Games of Nusfjord are relatively quick – the manual cites about 20 minutes per player and that feels approximately in the right ball-park. It does require quite a lot of setting up and putting away though, It also doesn’t really lend itself well to a player dropping out, depending on whether or not shares have been issued. That said you could house-rule a solution to that (say – every share is honoured even if its issuing company isn’t there) and play could continue reasonably easily from that point on. Once buildings and elders have been acquired by a player they can never re-enter the supply, so the only impact beyond shares is that pressure on action spaces is alleviated. Even that can be solved by randomly assigning player action discs to empty actions.

Given the number of components and complexity of game state it’s not straightforward to ‘save’ the game other than leaving it set up.

Conclusion

The only category in which we cannot recommend Nusfjord, at least tentatively, is in fluid intelligence. For everything else there is reason to believe it could be suitable, even if that’s going to depend on individual judgement. It’s a stronger performance than I expected really.

Nusfjord, Meeple Like Us, [CC-BY 4.0]
CategoryGrade
Colour BlindnessB-
Visual AccessibilityC
Fluid IntelligenceD
MemoryC
Physical AccessibilityB
Emotional AccessibilityB
Socioeconomic AccessibilityC
CommunicationB-

There are a lot of really good accessibility features here, and that’s had an impact on the end grades. It’s weird though that successes in more difficult forms (modular boards, usage of components, etc) isn’t matched by an equivalent care taken in the actual easy stuff – specifically, colour choice and balancing character art between men and women. It’s an odd roster of successes and failures.

We liked Nusfjord a lot and gave it four stars in our review. And while I wouldn’t describe this as a strong performance it’s certainly one that is unusually positive for a game of this nature. Our first look at one of Uwe’s ‘crunchier’ games is a pleasant surprise, so if you get a chance and think you could play we would recommend you check it out.

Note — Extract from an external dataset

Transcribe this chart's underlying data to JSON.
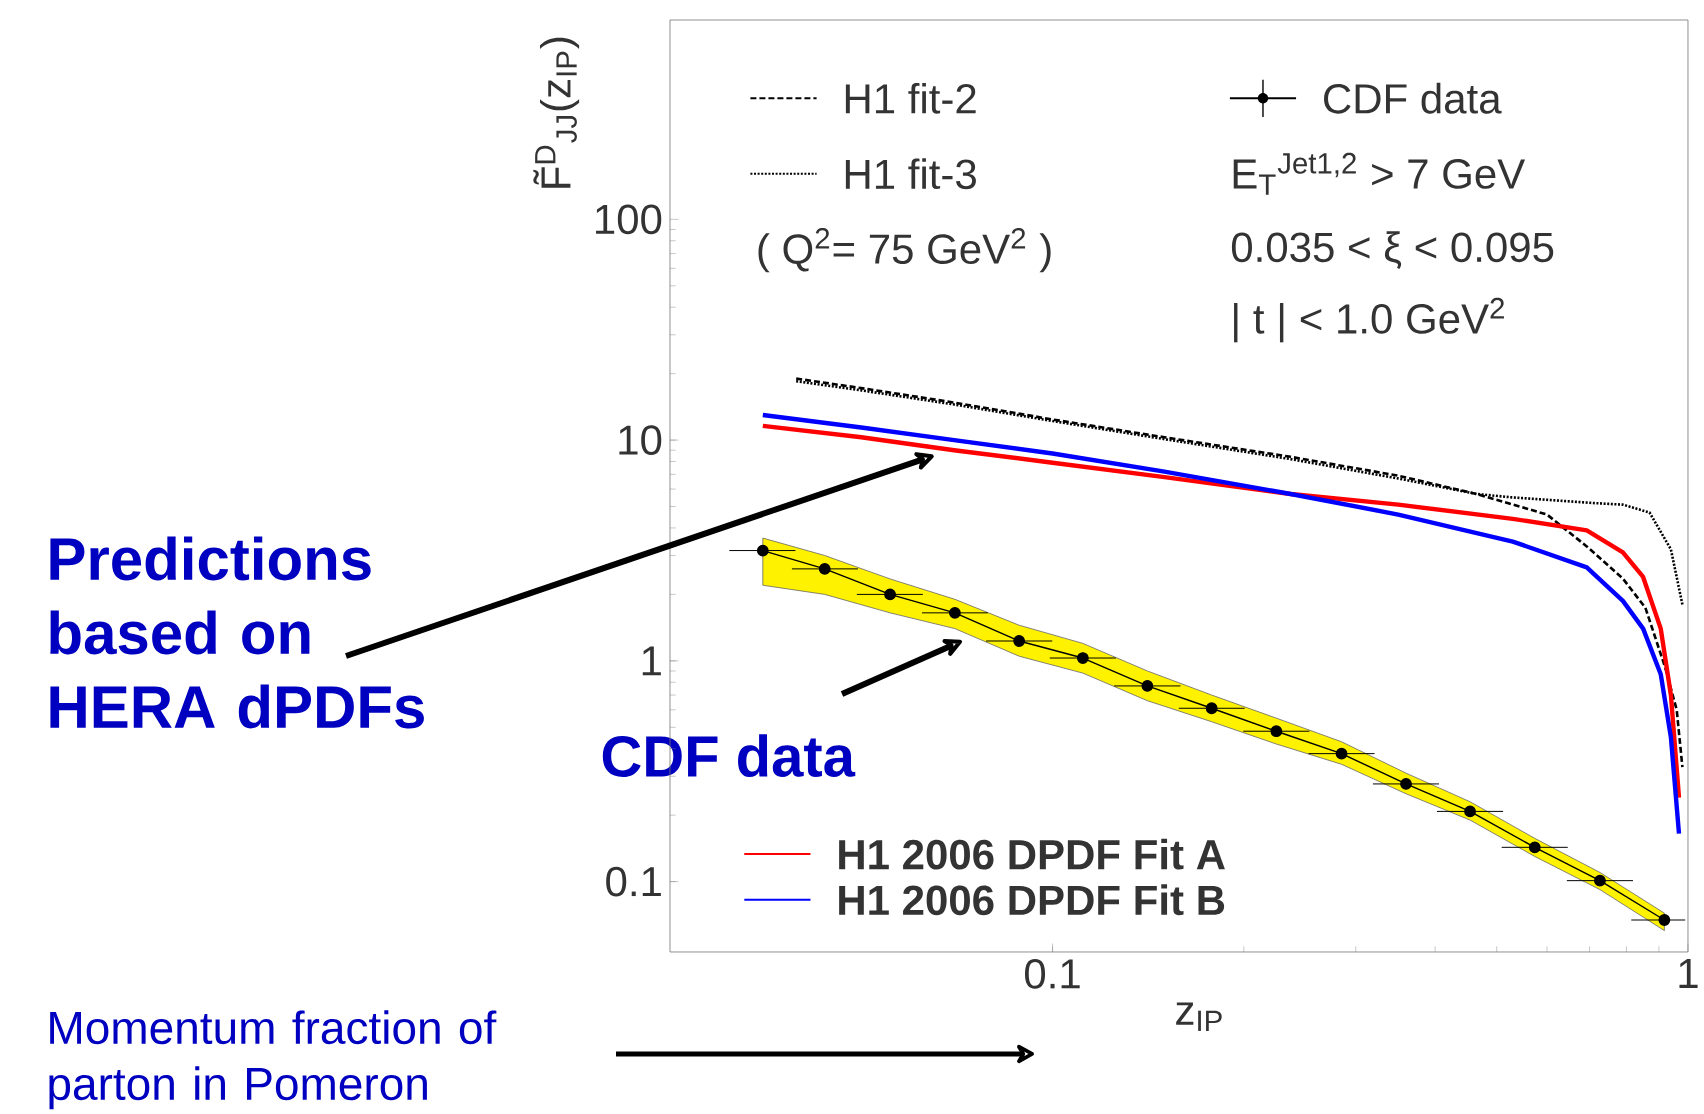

A Disclaimer About Teardowns

Meeple Like Us is engaged in mapping out the accessibility landscape of tabletop games. Teardowns like this are data points. Games are not necessarily bad if they are scored poorly in any given section. They are not necessarily good if they score highly. The rating of a game in terms of its accessibility is not an indication as to its quality as a recreational product. These teardowns though however allow those with physical, cognitive and visual accessibility impairments to make an informed decision as to their ability to play.

Not all sections of this document will be relevant to every person. We consider matters of diversity, representation and inclusion to be important accessibility issues. If this offends you, then this will not be the blog for you. We will not debate with anyone whether these issues are worthy of discussion. You can check out our common response to common objections.

Teardowns are provided under a CC-BY 4.0 license. However, recommendation grades in teardowns are usually subjective and based primarily on heuristic analysis rather than embodied experience. No guarantee is made as to their correctness. Bear that in mind if adopting them.